Ayrıca sen eczacı olarak ilaç üretim sürecinde kalite kontrol, stabilite, raf ömrü, saflık oranları, yardımcı maddeler, kaplama teknikleri gibi sayısız ayrıntıyla uğraşırsın. Doğa hiçbir akıl olmadan neden insanlığa şifa verecek onca bitki ve maddeyi tam doğru formülle sağlamış olsun? Bir aspirin bile yılların bilgi birikimiyle formüle edildi. Bitkilerin komple kimyasal laboratuvar gibi faydalı etken maddeler içermesi neyle açıklanır?

Dahası, vücut bu ilaçları doğru şekilde metabolize eder. Karaciğer enzimleri, böbrek atımı, hücre zarının geçirgenliği… Her aşamada kusursuz bir organizasyon var. Bu organizasyon olmasaydı ilaçlar ya emilmez ya da zararlı etki yapardı. Bir eczacı olarak, “Zaten böyle denk geldi” diyerek bu ince organizasyonu açıklayabilir misin?
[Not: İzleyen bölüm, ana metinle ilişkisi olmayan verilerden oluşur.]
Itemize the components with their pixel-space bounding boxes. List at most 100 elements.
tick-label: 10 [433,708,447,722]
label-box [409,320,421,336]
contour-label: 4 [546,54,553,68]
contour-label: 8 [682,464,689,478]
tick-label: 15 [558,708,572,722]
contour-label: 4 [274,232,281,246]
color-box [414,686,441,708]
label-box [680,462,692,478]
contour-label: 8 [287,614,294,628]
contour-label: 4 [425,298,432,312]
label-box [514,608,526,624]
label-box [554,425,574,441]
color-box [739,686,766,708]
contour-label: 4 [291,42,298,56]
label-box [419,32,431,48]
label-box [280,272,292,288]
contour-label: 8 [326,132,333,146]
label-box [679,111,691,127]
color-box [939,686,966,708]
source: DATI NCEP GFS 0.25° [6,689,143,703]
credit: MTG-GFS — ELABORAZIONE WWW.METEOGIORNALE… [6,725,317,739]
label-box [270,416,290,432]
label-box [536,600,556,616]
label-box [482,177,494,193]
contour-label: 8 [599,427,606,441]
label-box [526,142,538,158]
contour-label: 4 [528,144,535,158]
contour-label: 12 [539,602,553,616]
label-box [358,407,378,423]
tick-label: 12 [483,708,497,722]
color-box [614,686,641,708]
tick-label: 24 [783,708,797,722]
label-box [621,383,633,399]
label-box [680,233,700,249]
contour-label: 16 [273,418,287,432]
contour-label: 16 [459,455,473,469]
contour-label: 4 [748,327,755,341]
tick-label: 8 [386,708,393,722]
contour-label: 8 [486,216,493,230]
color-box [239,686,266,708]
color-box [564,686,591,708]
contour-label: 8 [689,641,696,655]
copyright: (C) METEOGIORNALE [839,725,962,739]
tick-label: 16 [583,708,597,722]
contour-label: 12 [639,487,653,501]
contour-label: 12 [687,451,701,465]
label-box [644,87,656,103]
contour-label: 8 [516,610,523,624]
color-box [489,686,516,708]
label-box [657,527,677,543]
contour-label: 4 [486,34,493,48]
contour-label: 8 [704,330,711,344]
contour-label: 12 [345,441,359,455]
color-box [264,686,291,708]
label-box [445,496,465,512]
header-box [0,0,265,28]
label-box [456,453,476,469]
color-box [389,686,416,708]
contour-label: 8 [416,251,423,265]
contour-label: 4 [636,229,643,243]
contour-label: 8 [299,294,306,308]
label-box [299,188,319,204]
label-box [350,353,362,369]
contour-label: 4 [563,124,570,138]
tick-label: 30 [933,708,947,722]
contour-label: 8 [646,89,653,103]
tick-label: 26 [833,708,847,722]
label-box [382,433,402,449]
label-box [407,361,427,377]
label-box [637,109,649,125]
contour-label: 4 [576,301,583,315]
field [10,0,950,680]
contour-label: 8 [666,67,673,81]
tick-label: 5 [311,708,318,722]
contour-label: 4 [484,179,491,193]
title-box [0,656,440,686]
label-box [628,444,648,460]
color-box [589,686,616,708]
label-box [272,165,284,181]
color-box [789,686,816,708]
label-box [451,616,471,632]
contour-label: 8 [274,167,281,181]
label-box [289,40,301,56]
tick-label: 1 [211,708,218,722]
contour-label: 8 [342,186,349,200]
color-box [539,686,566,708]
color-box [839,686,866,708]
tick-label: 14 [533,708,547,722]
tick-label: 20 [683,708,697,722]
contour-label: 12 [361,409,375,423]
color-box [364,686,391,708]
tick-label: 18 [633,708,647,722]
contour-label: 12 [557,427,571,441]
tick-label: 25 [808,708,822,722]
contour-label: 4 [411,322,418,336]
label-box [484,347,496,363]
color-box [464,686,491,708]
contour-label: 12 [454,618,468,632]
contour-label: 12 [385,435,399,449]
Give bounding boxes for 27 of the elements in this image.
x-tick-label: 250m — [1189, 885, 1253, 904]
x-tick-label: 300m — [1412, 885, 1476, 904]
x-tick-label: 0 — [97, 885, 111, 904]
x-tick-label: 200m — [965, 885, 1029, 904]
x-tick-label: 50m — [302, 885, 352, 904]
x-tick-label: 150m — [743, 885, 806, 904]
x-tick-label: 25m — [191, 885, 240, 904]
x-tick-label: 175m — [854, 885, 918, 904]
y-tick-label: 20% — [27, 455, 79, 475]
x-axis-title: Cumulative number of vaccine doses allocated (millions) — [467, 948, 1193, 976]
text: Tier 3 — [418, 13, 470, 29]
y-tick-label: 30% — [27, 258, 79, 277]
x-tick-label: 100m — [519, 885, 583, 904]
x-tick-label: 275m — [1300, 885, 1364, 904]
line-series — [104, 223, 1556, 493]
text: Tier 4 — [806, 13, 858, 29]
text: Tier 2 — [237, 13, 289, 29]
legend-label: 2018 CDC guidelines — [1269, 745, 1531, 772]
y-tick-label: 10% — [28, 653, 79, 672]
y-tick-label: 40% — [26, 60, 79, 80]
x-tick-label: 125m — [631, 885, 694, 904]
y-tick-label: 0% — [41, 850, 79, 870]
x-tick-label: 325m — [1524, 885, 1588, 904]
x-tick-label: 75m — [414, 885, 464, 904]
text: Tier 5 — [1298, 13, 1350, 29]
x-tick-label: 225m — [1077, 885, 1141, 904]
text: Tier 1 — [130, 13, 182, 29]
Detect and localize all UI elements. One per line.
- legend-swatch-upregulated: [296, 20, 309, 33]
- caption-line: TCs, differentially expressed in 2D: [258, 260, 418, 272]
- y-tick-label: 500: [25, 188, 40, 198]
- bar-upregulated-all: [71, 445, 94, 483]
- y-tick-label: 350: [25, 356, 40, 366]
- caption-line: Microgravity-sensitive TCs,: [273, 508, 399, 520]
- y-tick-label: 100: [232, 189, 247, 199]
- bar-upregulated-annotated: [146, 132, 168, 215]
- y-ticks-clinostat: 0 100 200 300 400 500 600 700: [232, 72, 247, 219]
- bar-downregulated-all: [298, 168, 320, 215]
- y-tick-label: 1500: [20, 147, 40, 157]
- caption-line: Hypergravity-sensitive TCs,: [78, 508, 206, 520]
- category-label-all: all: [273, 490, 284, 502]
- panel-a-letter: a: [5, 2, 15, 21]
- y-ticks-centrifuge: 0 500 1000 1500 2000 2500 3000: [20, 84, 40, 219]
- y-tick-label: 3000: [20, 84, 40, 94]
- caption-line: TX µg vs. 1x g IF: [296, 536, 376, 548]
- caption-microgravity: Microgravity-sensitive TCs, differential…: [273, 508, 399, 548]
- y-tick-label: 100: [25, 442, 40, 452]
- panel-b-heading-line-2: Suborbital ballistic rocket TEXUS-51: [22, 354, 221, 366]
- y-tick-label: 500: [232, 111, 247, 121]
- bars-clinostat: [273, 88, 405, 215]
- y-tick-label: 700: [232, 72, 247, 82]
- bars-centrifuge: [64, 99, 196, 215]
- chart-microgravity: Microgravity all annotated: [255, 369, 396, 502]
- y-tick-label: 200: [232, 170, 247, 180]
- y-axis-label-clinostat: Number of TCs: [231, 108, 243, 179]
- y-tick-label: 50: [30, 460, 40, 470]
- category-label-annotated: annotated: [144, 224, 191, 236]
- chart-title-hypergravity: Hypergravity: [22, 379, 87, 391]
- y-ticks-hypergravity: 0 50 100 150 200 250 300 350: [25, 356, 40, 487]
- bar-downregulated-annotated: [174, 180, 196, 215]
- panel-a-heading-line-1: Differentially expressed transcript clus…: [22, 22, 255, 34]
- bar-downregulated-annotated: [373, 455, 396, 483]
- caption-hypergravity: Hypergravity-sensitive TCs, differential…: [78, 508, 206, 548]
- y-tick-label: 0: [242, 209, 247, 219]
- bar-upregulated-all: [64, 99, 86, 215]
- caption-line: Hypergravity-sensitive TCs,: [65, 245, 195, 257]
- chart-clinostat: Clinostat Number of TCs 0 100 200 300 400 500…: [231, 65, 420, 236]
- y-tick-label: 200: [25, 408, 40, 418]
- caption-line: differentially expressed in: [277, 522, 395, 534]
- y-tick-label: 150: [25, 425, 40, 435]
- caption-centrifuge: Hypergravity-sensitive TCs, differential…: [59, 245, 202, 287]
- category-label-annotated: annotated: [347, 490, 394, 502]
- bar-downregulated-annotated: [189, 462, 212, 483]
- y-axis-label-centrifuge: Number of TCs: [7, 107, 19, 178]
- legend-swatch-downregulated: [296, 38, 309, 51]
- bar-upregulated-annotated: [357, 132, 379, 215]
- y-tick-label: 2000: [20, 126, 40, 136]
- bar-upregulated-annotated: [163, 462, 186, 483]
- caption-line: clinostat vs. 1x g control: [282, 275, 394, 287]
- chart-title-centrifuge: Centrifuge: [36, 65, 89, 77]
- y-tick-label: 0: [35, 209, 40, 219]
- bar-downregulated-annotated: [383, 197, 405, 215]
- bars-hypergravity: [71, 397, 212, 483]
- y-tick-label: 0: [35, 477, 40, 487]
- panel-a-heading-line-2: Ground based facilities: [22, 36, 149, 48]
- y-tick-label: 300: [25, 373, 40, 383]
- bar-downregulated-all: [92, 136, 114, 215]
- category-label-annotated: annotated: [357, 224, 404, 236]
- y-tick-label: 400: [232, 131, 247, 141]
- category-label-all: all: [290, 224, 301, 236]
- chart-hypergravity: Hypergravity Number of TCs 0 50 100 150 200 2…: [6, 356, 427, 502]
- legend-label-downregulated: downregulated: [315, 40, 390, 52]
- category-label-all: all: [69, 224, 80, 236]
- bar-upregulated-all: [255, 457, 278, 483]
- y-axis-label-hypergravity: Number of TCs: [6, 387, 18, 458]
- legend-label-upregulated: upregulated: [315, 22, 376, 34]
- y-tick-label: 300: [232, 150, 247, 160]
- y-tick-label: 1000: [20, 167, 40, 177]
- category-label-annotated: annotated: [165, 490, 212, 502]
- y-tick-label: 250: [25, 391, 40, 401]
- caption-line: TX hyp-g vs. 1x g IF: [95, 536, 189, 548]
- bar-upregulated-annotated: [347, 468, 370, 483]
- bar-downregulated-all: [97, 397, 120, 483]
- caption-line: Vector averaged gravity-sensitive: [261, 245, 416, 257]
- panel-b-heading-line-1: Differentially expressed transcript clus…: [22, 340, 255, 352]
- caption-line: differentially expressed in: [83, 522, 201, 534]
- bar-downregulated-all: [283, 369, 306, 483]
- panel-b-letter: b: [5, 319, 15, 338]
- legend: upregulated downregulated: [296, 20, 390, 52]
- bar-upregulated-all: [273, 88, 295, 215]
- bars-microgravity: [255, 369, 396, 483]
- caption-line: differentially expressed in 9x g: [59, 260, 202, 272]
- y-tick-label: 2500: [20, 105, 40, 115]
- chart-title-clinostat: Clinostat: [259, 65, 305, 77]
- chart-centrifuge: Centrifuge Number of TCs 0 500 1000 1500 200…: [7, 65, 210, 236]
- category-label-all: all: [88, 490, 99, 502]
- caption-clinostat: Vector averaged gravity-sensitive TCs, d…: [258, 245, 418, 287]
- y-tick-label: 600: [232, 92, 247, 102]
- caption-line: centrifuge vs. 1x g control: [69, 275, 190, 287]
Hastalıklar da ilginçtir; çoğu zaman vücudun savunma sistemleri devreye girer. Antibiyotik ilaçlar bakteriyi öldürürken, bağışıklık sistemi bu süreçte destek sağlar. Rastgele süreçler bu kusursuz dayanışmayı nasıl kurdu? Bir eczacı olarak laboratuvardaki basit bir sentetik bileşiği bile defalarca test etmeden kullanamıyorsun; doğa akılsızca hareket ediyorsa insan biyokimyasını destekleyen bunca kimyasal “rasgele” nasıl ortaya çıktı?

Belki diyeceksin ki “Evrimsel süreçler faydalı bileşikleri seçti.” Peki seçen kim? Seçim, tercih, uyum gibi kavramlar bir amaca işaret eder. Ama sen bilinçli bir seçimciyi reddediyorsun. O zaman bu bilinçsiz süreç nasıl her seferinde doğru kimyasal formülleri, doğru işleyişi, doğru tedavi imkânlarını insanın hizmetine sunacak şekilde düzenledi?

Eczacılık bilgin, doğanın aslında büyük bir “kimya laboratuvarı” olduğunu gösteriyor. Bu laboratuvarın deneycisiz, plansız çalıştığını iddia etmek, senin mesleki mantığına ters değil mi? Yoksa bu harika kimya sahnesi, ilahi bir Eczacının eserini mi sergiliyor?